Tip:
Highlight text to annotate it
X
Ik ben Marius, ik ben 16 en ik kom uit Roemenië.
Ik ben hier sinds m'n vijftiende.
Sinds ik in Italië ben, heb ik 'n hanenkam. Veel mensen vinden het mooi.
Anderen zeggen dat ik een banaan draag en op een haantje lijk.
Dan heb ik het over Annamaria, m'n lerares.
Ze zit me elke dag uit te lachen en noemt me haantje.
Ik had nooit leren lezen of schrijven.
Als ik naar het station ging, kon ik niets lezen of schrijven.
Het duurde acht maanden voor ik kon lezen en schrijven.
Ik leerde het stukje bij beetje.
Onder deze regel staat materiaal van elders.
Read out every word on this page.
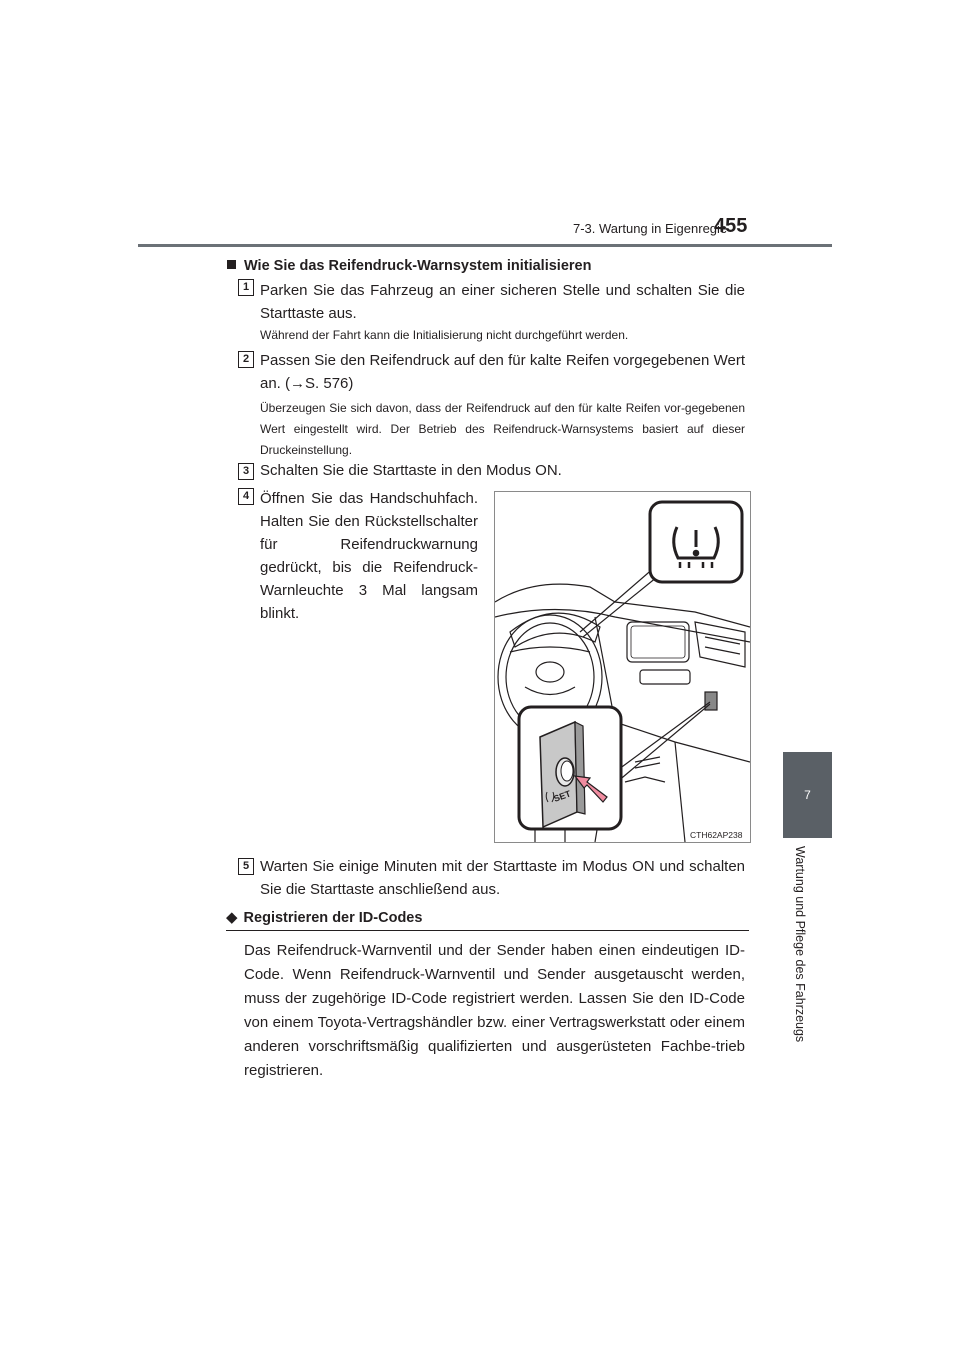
7-3. Wartung in Eigenregie
455
7
Wartung und Pflege des Fahrzeugs
Wie Sie das Reifendruck-Warnsystem initialisieren
1 Parken Sie das Fahrzeug an einer sicheren Stelle und schalten Sie die Starttaste aus.
Während der Fahrt kann die Initialisierung nicht durchgeführt werden.
2 Passen Sie den Reifendruck auf den für kalte Reifen vorgegebenen Wert an. (→S. 576)
Überzeugen Sie sich davon, dass der Reifendruck auf den für kalte Reifen vor-gegebenen Wert eingestellt wird. Der Betrieb des Reifendruck-Warnsystems basiert auf dieser Druckeinstellung.
3 Schalten Sie die Starttaste in den Modus ON.
4 Öffnen Sie das Handschuhfach. Halten Sie den Rückstellschalter für Reifendruckwarnung gedrückt, bis die Reifendruck-Warnleuchte 3 Mal langsam blinkt.
SET
CTH62AP238
5 Warten Sie einige Minuten mit der Starttaste im Modus ON und schalten Sie die Starttaste anschließend aus.
◆ Registrieren der ID-Codes
Das Reifendruck-Warnventil und der Sender haben einen eindeutigen ID-Code. Wenn Reifendruck-Warnventil und Sender ausgetauscht werden, muss der zugehörige ID-Code registriert werden. Lassen Sie den ID-Code von einem Toyota-Vertragshändler bzw. einer Vertragswerkstatt oder einem anderen vorschriftsmäßig qualifizierten und ausgerüsteten Fachbe-trieb registrieren.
Ik wist niet eens wat een bibliotheek was.
Toen ik hier voor het eerst kwam, schaamde ik me.
Dat valt met geen pen te beschrijven.
Als er iemand naar me keek, dacht ik bij mezelf: Wat is er mis met me?
Zijn m'n schoenen of kleren vies? Ben ik slecht gekleed?
Waarom kijken ze zo naar me?
Ik zei tegen een vrouw: Ik wil graag deze film zien.
Ze zei: Natuurlijk, ga je gang.
Ik was *** dat ze iets naars zou zeggen, maar ze was aardig.
Ze zei: Dat mag, geef me je bibliotheekpasje maar.
Dan kun je de afstandsbediening pakken en de film kijken.
Ik weet niet waarom ik al die uitzettingen moest meemaken.
Al die dingen. Ik weet het niet.
Na m'n eerste dag op school...
kwam ik terug in het kamp.
M'n oma was zo blij dat ze moest huilen.
Ik vroeg: Waarom huil je?
Omdat je als kind niet naar school kon, en nu wel, zei ze.
De volgende ochtend maakte de politie me wakker:
Hé, wakker worden.
Ik zei: Wie is daar? Politie. Jullie worden eruit gezet.
Iedereen pakte snel z'n spullen.
Je moest je kleren meenemen, want het was 's nachts erg koud.
In tien minuten was dat grote kamp vol politie, in alle barakken.
De bulldozers haalden alle barakken neer.
Belangrijke spullen die er nog lagen, mocht je niet halen. Ik ben alles kwijt.
Ik had alleen de schoenen die ik toen aan had.
Ik heb alles wat ik had achtergelaten. Alles.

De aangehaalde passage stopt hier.